The West Assembles Its Media Arsenal

In China, strong leadership combined with an efficient Party apparatus and a public willing to put the needs of the community first resulted in the pandemic being brought under control within just a few months.

During the lead-up to the CPC’s 100th anniversary on July 1, Western media platforms assembled an army of anti-socialist thought leaders in what looked to be a concerted propaganda effort.
Editors at prestigious news publications handed thousands of inches of prime media real estate to commentators with links to government agencies and defense-affiliated think tanks.

Strikingly, almost all authors appeared to be reading from the same hymn sheet.

The Wall Street Journal chose to give a platform to Andrew J. Nathan, a professor of political science at Columbia University and former board member of the National Endowment for Democracy (NED). The NED is a U.S. government agency funded by Congress with the stated aim of fostering political change around the world. The organization played a key role in the unrest witnessed in Hong Kong. Its founder Allen Weinstein famously remarked, “A lot of what we do today was done covertly 25 years ago by the Central Intelligence Agency.” Nathan pushed the idea that the Chinese Government is on the verge of a “crisis of legitimacy.”

For its commentary of the centenary, CNBC called on the services of Frederick Kempe, President and CEO of one of America’s most influential think tanks, the Atlantic Council. The think tank notably receives funding from the U.S. State Department, the Marine Corps, and a host of private defense contractors. Kempe attempts to present the Chinese Government as being racked by feelings of doubt and unease. The reason for such “nervousness,” he explains, is due to China’s “inevitable” domestic upheavals.

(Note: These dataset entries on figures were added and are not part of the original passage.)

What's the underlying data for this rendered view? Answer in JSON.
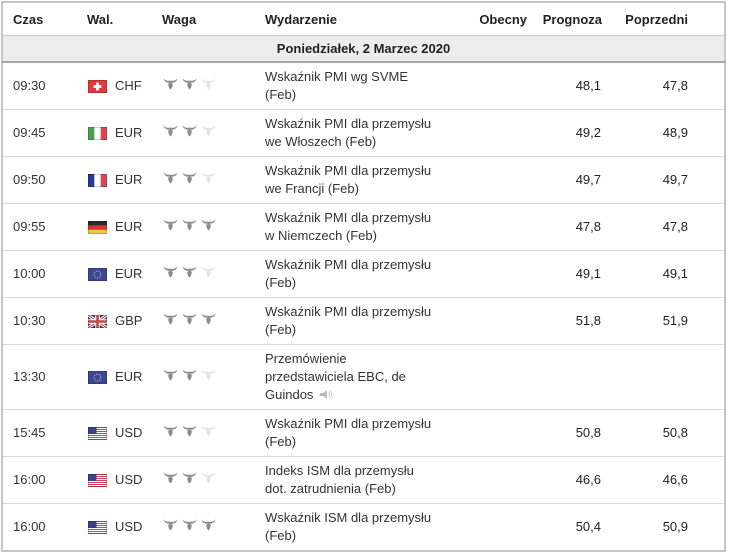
{
  "colors": {
    "up": "#0ba50b",
    "down": "#e51717",
    "neutral": "#222222",
    "importance_active": "#8b8b8b",
    "importance_inactive": "#e4e4e4",
    "date_row_bg": "#ededed"
  },
  "icons": {
    "importance": "bull-icon",
    "speech": "speaker-icon"
  },
  "table": {
    "columns": [
      {
        "key": "time",
        "label": "Czas"
      },
      {
        "key": "currency",
        "label": "Wal."
      },
      {
        "key": "importance",
        "label": "Waga"
      },
      {
        "key": "event",
        "label": "Wydarzenie"
      },
      {
        "key": "actual",
        "label": "Obecny"
      },
      {
        "key": "forecast",
        "label": "Prognoza"
      },
      {
        "key": "previous",
        "label": "Poprzedni"
      }
    ],
    "date_header": "Poniedziałek, 2 Marzec 2020",
    "rows": [
      {
        "time": "09:30",
        "currency": "CHF",
        "flag": "switzerland",
        "importance": 2,
        "importance_max": 3,
        "event": "Wskaźnik PMI wg SVME (Feb)",
        "has_speech_icon": false,
        "actual": "",
        "forecast": "48,1",
        "previous": "47,8",
        "previous_trend": "down"
      },
      {
        "time": "09:45",
        "currency": "EUR",
        "flag": "italy",
        "importance": 2,
        "importance_max": 3,
        "event": "Wskaźnik PMI dla przemysłu we Włoszech (Feb)",
        "has_speech_icon": false,
        "actual": "",
        "forecast": "49,2",
        "previous": "48,9",
        "previous_trend": "neutral"
      },
      {
        "time": "09:50",
        "currency": "EUR",
        "flag": "france",
        "importance": 2,
        "importance_max": 3,
        "event": "Wskaźnik PMI dla przemysłu we Francji (Feb)",
        "has_speech_icon": false,
        "actual": "",
        "forecast": "49,7",
        "previous": "49,7",
        "previous_trend": "down"
      },
      {
        "time": "09:55",
        "currency": "EUR",
        "flag": "germany",
        "importance": 3,
        "importance_max": 3,
        "event": "Wskaźnik PMI dla przemysłu w Niemczech (Feb)",
        "has_speech_icon": false,
        "actual": "",
        "forecast": "47,8",
        "previous": "47,8",
        "previous_trend": "up"
      },
      {
        "time": "10:00",
        "currency": "EUR",
        "flag": "eu",
        "importance": 2,
        "importance_max": 3,
        "event": "Wskaźnik PMI dla przemysłu (Feb)",
        "has_speech_icon": false,
        "actual": "",
        "forecast": "49,1",
        "previous": "49,1",
        "previous_trend": "up"
      },
      {
        "time": "10:30",
        "currency": "GBP",
        "flag": "uk",
        "importance": 3,
        "importance_max": 3,
        "event": "Wskaźnik PMI dla przemysłu (Feb)",
        "has_speech_icon": false,
        "actual": "",
        "forecast": "51,8",
        "previous": "51,9",
        "previous_trend": "up"
      },
      {
        "time": "13:30",
        "currency": "EUR",
        "flag": "eu",
        "importance": 2,
        "importance_max": 3,
        "event": "Przemówienie przedstawiciela EBC, de Guindos",
        "has_speech_icon": true,
        "actual": "",
        "forecast": "",
        "previous": "",
        "previous_trend": "none"
      },
      {
        "time": "15:45",
        "currency": "USD",
        "flag": "us",
        "importance": 2,
        "importance_max": 3,
        "event": "Wskaźnik PMI dla przemysłu (Feb)",
        "has_speech_icon": false,
        "actual": "",
        "forecast": "50,8",
        "previous": "50,8",
        "previous_trend": "down"
      },
      {
        "time": "16:00",
        "currency": "USD",
        "flag": "us",
        "importance": 2,
        "importance_max": 3,
        "event": "Indeks ISM dla przemysłu dot. zatrudnienia (Feb)",
        "has_speech_icon": false,
        "actual": "",
        "forecast": "46,6",
        "previous": "46,6",
        "previous_trend": "neutral"
      },
      {
        "time": "16:00",
        "currency": "USD",
        "flag": "us",
        "importance": 3,
        "importance_max": 3,
        "event": "Wskaźnik ISM dla przemysłu (Feb)",
        "has_speech_icon": false,
        "actual": "",
        "forecast": "50,4",
        "previous": "50,9",
        "previous_trend": "up"
      }
    ]
  }
}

Jude Blanchette, who holds a senior position at the Center for Strategic and International Studies (CSIS), also pushed a narrative centered around paranoia and impending doom. The CSIS China chief used his platform in Foreign Affairs to lament China’s political system and criticize its leadership. He argued that the belief the CPC must guide the economy “will constrain the country’s future economic growth.”

In keeping with the trend of providing a platform to Five-Eyes-allied think tank leaders, The Guardian invited Richard McGregor, senior fellow at the Lowy Institute, to chronicle the CPC’s 100-year history. As could be expected, many of the country’s achievements were omitted and only its most tumultuous periods were given prominence. The author ended by floating the quite ridiculous idea that the government could be headed toward “a full-blown succession crisis and an ugly split at the top.”

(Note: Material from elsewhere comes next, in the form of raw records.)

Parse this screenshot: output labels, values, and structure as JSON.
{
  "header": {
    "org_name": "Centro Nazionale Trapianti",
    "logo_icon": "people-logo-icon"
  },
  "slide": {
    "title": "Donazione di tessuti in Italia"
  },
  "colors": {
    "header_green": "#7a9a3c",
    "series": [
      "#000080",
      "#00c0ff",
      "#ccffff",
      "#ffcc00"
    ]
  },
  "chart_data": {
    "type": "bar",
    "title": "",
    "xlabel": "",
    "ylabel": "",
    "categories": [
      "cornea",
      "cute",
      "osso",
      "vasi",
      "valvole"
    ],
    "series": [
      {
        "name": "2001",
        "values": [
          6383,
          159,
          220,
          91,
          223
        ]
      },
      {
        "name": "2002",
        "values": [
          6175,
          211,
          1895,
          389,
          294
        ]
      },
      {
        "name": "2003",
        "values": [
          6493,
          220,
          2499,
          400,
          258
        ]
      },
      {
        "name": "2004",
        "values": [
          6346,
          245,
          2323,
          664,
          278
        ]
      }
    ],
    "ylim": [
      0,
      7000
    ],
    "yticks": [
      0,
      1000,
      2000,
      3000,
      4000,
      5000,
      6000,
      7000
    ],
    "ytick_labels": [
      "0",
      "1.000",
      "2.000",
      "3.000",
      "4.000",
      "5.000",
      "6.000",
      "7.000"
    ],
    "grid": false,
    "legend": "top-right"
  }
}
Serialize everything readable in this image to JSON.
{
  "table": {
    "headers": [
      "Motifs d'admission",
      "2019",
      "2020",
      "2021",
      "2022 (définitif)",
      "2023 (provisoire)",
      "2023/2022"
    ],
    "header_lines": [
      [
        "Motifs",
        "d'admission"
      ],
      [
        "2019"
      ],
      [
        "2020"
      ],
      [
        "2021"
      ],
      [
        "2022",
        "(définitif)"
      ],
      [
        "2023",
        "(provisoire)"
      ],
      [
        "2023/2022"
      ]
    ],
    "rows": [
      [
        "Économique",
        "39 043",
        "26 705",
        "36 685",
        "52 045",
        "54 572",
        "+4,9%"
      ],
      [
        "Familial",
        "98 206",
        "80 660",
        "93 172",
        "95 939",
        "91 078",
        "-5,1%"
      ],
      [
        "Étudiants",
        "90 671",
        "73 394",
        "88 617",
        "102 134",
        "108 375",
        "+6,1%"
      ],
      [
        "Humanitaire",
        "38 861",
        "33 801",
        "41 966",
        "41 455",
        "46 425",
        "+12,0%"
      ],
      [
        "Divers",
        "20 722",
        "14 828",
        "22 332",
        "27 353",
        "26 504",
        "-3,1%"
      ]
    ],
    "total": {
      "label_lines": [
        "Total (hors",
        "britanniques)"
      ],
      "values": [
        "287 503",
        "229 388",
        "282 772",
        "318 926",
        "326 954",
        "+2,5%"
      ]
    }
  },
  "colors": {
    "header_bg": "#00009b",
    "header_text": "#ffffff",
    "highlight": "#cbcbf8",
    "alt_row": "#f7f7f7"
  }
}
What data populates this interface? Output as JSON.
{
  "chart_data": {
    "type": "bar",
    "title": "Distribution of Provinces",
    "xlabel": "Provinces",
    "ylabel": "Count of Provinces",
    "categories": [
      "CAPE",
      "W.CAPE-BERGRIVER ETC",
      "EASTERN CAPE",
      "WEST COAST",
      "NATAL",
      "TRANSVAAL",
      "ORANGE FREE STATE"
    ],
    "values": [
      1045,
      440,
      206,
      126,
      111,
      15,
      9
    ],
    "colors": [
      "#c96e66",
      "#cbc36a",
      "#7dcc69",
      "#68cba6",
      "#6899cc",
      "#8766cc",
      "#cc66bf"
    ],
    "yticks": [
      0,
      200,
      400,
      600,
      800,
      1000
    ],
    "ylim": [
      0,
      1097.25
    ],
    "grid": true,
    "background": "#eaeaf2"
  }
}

Balloons are released during a ceremony marking the centenary of the Communist Party of China (CPC) at Tian’anmen Square in Beijing, capital of China, July 1, 2021. (Photo/Xinhua)

Contrary to the above assertions, there is no “crisis of legitimacy” lurking within China’s booming middle class. Nor is there any nervousness present within its leadership. Such thought is the combination of psychological projection and wishful thinking.

Many members of China’s fast-growing middle class did study in the West, however, there has been little evidence to suggest any desire to import Western ideals, much less political systems or what is deemed to be “freedom.” For Chinese millennials and members of Generation Z, the West’s idea of freedom looks more like anarchy.

Take the coronavirus pandemic for example. In China, strong leadership combined with an efficient Party apparatus and a public willing to put the needs of the community first resulted in the pandemic being brought under control within just a few months.

In much of the West, fickle political leaders and a public conditioned to put individual desires above the needs of the community resulted in chaos. Mask wearing became a highly charged political issue and thousands disobeyed government and scientific guidance. The result is that many are still suffering and society has failed to return to normal. Meanwhile, China has witnessed relatively few casualties and has long since returned to pre-pandemic life.

China’s well-traveled and well-educated twenty-to-thirty-somethings see the geopolitical situation remarkably clearly. They see a rising China and a declining United States, which is making those in Washington and allied capitals nervous. They understand that malign external actors are actively seeking to stifle the country’s growth and they recognize the CPC as, among other things, the vital bulwark insulating against such forces.

The almost verbatim narrative pushed by those at the helm of the academic-industrial complex is interesting, to say the least. Equally intriguing is the media’s choice of authors. Almost every university has a department filled with objective China scholars. Why then were only the hawks and ideologues called upon and furnished with platforms?